Response: Thank you for the comment. It is fixed.

  1. Author’s work lacks of mathematical analysis. Could authors give some other mathematical evidence except for the experiments?

Response: Thank you for the comment. We have two equations in the manuscript. Equation (1) is used to compute total caloric value for all food classes. Caloric value for each food is calculated by multiplying ci (calorie value per gram) with the swallow counts of the food class i .   Equation (2) is used for selecting the most essential discriminating features so that the classifiers can easily associate instances of food intake with particular food class.

  1. Some machine learning works are missed, [1] Deep-IRTarget: An Automatic Target Detector in Infrared Imagery using Dual-domain Feature Extraction and Allocation, [2] Graph-based few-shot learning with transformed feature propagation and optimal class allocation.

Response: Thank you for the comment. We added the suggested related studies in the revised manuscript on page 14.
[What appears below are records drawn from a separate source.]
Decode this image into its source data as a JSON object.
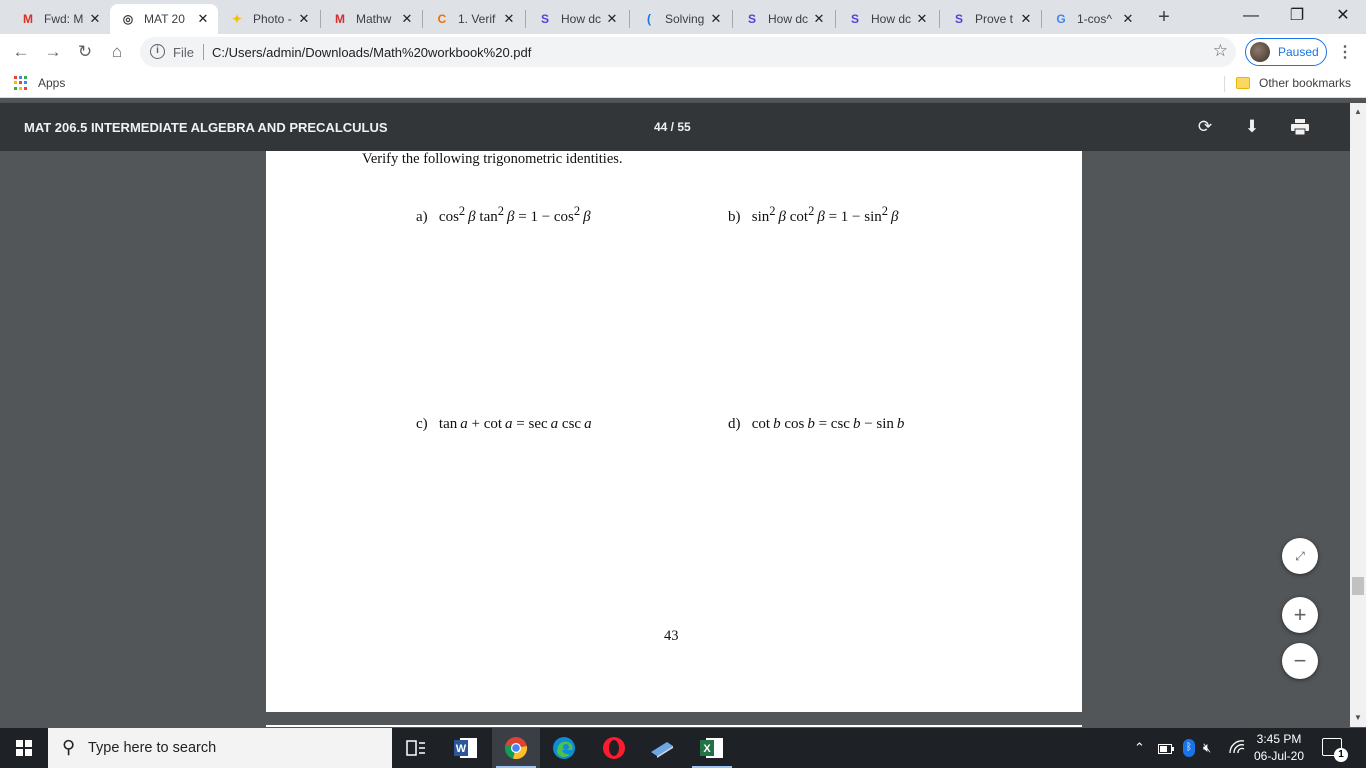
{
  "browser": {
    "tabs": [
      {
        "label": "Fwd: M",
        "favicon": "M",
        "icon": "gmail-icon",
        "color": "#d93025"
      },
      {
        "label": "MAT 20",
        "favicon": "◎",
        "icon": "globe-icon",
        "color": "#3c4043",
        "active": true
      },
      {
        "label": "Photo -",
        "favicon": "✦",
        "icon": "google-photos-icon",
        "color": "#fbbc04"
      },
      {
        "label": "Mathw",
        "favicon": "M",
        "icon": "mathway-icon",
        "color": "#d32f2f"
      },
      {
        "label": "1. Verif",
        "favicon": "C",
        "icon": "chegg-icon",
        "color": "#eb7100"
      },
      {
        "label": "How dc",
        "favicon": "S",
        "icon": "socratic-icon",
        "color": "#5a3fd6"
      },
      {
        "label": "Solving",
        "favicon": "(",
        "icon": "bracket-icon",
        "color": "#1a73e8"
      },
      {
        "label": "How dc",
        "favicon": "S",
        "icon": "socratic-icon",
        "color": "#5a3fd6"
      },
      {
        "label": "How dc",
        "favicon": "S",
        "icon": "socratic-icon",
        "color": "#5a3fd6"
      },
      {
        "label": "Prove t",
        "favicon": "S",
        "icon": "socratic-icon",
        "color": "#5a3fd6"
      },
      {
        "label": "1-cos^",
        "favicon": "G",
        "icon": "google-icon",
        "color": "#4285f4"
      }
    ],
    "close_glyph": "✕",
    "new_tab": "+",
    "window_controls": {
      "minimize": "—",
      "restore": "❐",
      "close": "✕"
    },
    "omnibox": {
      "scheme": "File",
      "url": "C:/Users/admin/Downloads/Math%20workbook%20.pdf"
    },
    "profile_status": "Paused",
    "bookmarks": {
      "apps": "Apps",
      "other": "Other bookmarks"
    }
  },
  "pdf_viewer": {
    "title": "MAT 206.5 INTERMEDIATE ALGEBRA AND PRECALCULUS",
    "page_indicator": "44 / 55"
  },
  "document": {
    "instruction": "Verify the following trigonometric identities.",
    "problems": [
      {
        "label": "a)",
        "html": "cos<sup>2</sup>&thinsp;<i>β</i> tan<sup>2</sup>&thinsp;<i>β</i> = 1 − cos<sup>2</sup>&thinsp;<i>β</i>"
      },
      {
        "label": "b)",
        "html": "sin<sup>2</sup>&thinsp;<i>β</i> cot<sup>2</sup>&thinsp;<i>β</i> = 1 − sin<sup>2</sup>&thinsp;<i>β</i>"
      },
      {
        "label": "c)",
        "html": "tan&thinsp;<i>a</i> + cot&thinsp;<i>a</i> = sec&thinsp;<i>a</i> csc&thinsp;<i>a</i>"
      },
      {
        "label": "d)",
        "html": "cot&thinsp;<i>b</i> cos&thinsp;<i>b</i> = csc&thinsp;<i>b</i> − sin&thinsp;<i>b</i>"
      }
    ],
    "page_number": "43"
  },
  "zoom_controls": {
    "fit": "⤢",
    "zoom_in": "+",
    "zoom_out": "−"
  },
  "taskbar": {
    "search_placeholder": "Type here to search",
    "time": "3:45 PM",
    "date": "06-Jul-20",
    "notification_count": "1"
  }
}
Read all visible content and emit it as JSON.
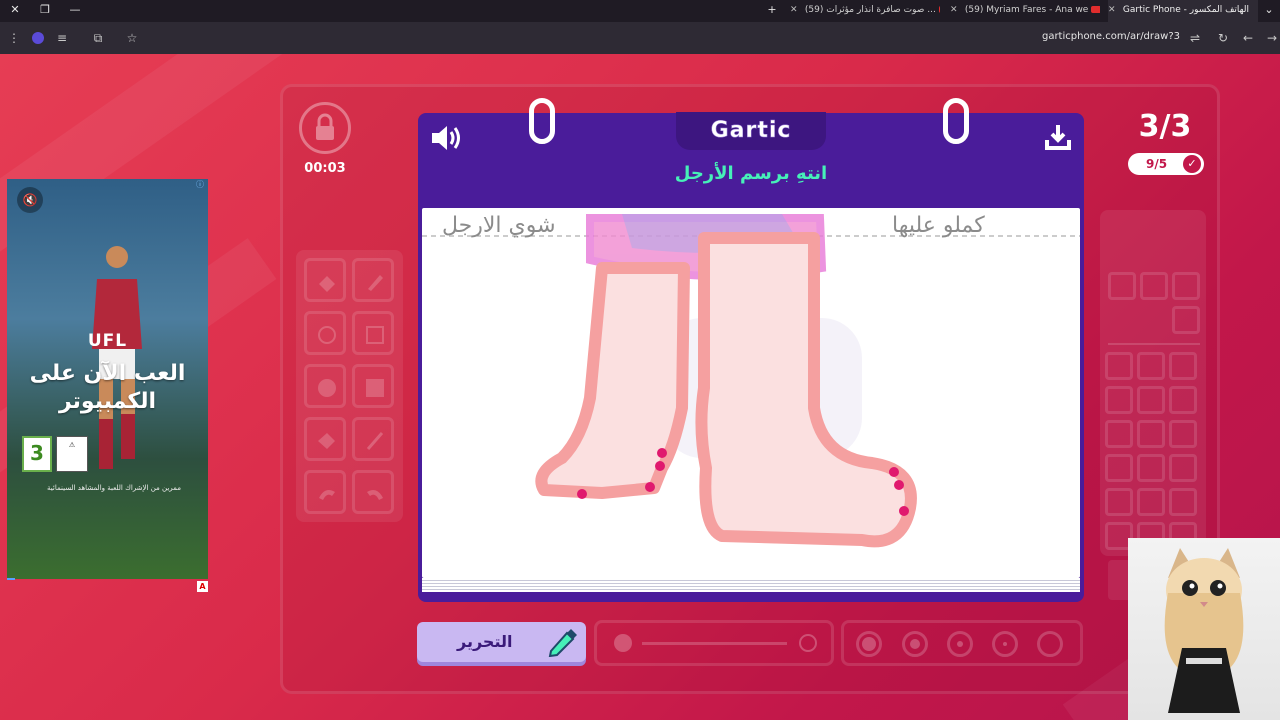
{
  "browser": {
    "tabs": [
      {
        "title": "Gartic Phone - الهاتف المكسور",
        "active": true
      },
      {
        "title": "(59) Myriam Fares - Ana we",
        "active": false
      },
      {
        "title": "(59) صوت صافرة انذار مؤثرات ...",
        "active": false
      }
    ],
    "url": "garticphone.com/ar/draw?3"
  },
  "ad": {
    "brand": "UFL",
    "headline_line1": "العب الآن على",
    "headline_line2": "الكمبيوتر",
    "rating": "3",
    "fine_print": "ممرين من الإشراك اللعبة والمشاهد السينمائية",
    "badge": "A",
    "icons": {
      "mute": "mute-icon",
      "info": "info-icon"
    }
  },
  "game": {
    "timer": "00:03",
    "round": "3/3",
    "progress": "9/5",
    "logo": "Gartic",
    "prompt": "انتهِ برسم الأرجل",
    "canvas_text_left": "شوي الارجل",
    "canvas_text_right": "كملو عليها",
    "edit_button": "التحرير",
    "colors": {
      "purple": "#4a1c9a",
      "teal": "#46f0b8",
      "pink": "#e0196e",
      "bg": "#d92a4a"
    },
    "icons": {
      "lock": "lock-icon",
      "sound": "speaker-icon",
      "download": "download-icon",
      "pencil": "pencil-icon",
      "check": "check-icon"
    }
  }
}
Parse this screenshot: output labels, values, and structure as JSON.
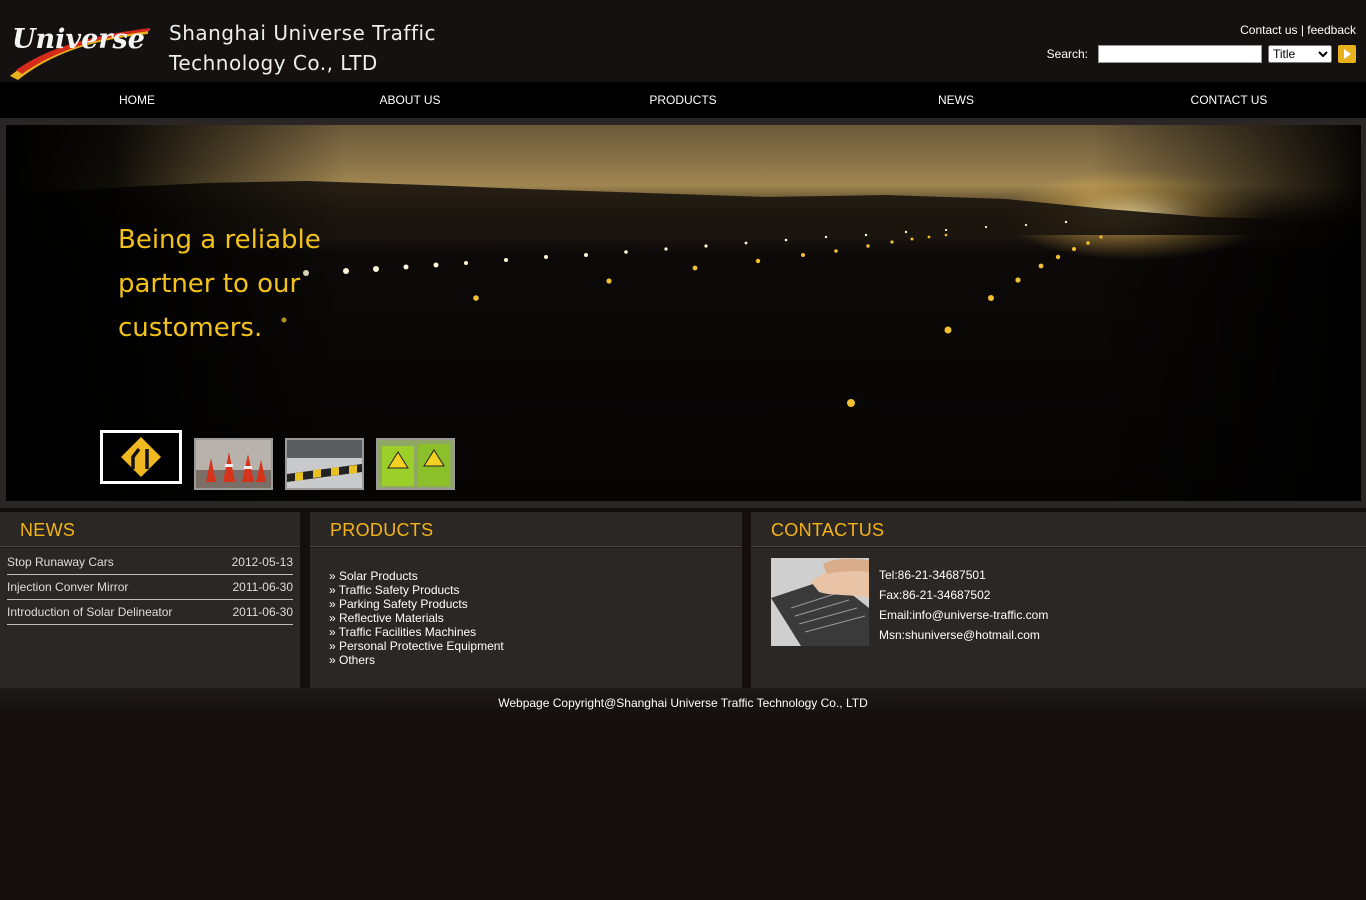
{
  "header": {
    "logo_text": "Universe",
    "company_line1": "Shanghai Universe Traffic",
    "company_line2": "Technology Co., LTD",
    "contact_link": "Contact us",
    "separator": " | ",
    "feedback_link": "feedback",
    "search_label": "Search:",
    "search_value": "",
    "search_scope": "Title",
    "search_scope_options": [
      "Title"
    ]
  },
  "nav": [
    "HOME",
    "ABOUT US",
    "PRODUCTS",
    "NEWS",
    "CONTACT US"
  ],
  "banner": {
    "slogan": [
      "Being a reliable",
      "partner to our",
      "customers."
    ],
    "thumbnails": [
      "lane-merge-sign",
      "traffic-cones",
      "speed-bump",
      "warning-signs"
    ],
    "active_index": 0
  },
  "news": {
    "title": "NEWS",
    "items": [
      {
        "title": "Stop Runaway Cars",
        "date": "2012-05-13"
      },
      {
        "title": "Injection Conver Mirror",
        "date": "2011-06-30"
      },
      {
        "title": "Introduction of Solar Delineator",
        "date": "2011-06-30"
      }
    ]
  },
  "products": {
    "title": "PRODUCTS",
    "items": [
      "» Solar Products",
      "» Traffic Safety Products",
      "» Parking Safety Products",
      "» Reflective Materials",
      "» Traffic Facilities Machines",
      "» Personal Protective Equipment",
      "» Others"
    ]
  },
  "contact": {
    "title": "CONTACTUS",
    "tel": "Tel:86-21-34687501",
    "fax": "Fax:86-21-34687502",
    "email": "Email:info@universe-traffic.com",
    "msn": "Msn:shuniverse@hotmail.com"
  },
  "footer": {
    "copyright": "Webpage Copyright@Shanghai Universe Traffic Technology Co., LTD"
  },
  "colors": {
    "accent": "#f5b416",
    "slogan": "#f2c21a",
    "background": "#140f0c",
    "panel": "#2b2725",
    "nav": "#000000"
  }
}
However, there are few studies based on advanced deep learning models that extract features and perform recognition together [35-36]. We have not used computationally complex deep learning models as we did not want to improve classification accuracy on the cost of high computation but preferred simple machine learning models. The exploited simple models attained better classification accuracy and can be integrated to wearable devices to perform operation in real-time.

Round 2

Reviewer 1 Report

The authors have added some experimental results and modifications to respond positively to my questions in this version.

Reviewer 2 Report

Accept

This manuscript is a resubmission of an earlier submission. The following is a list of the peer review reports and author responses from that submission.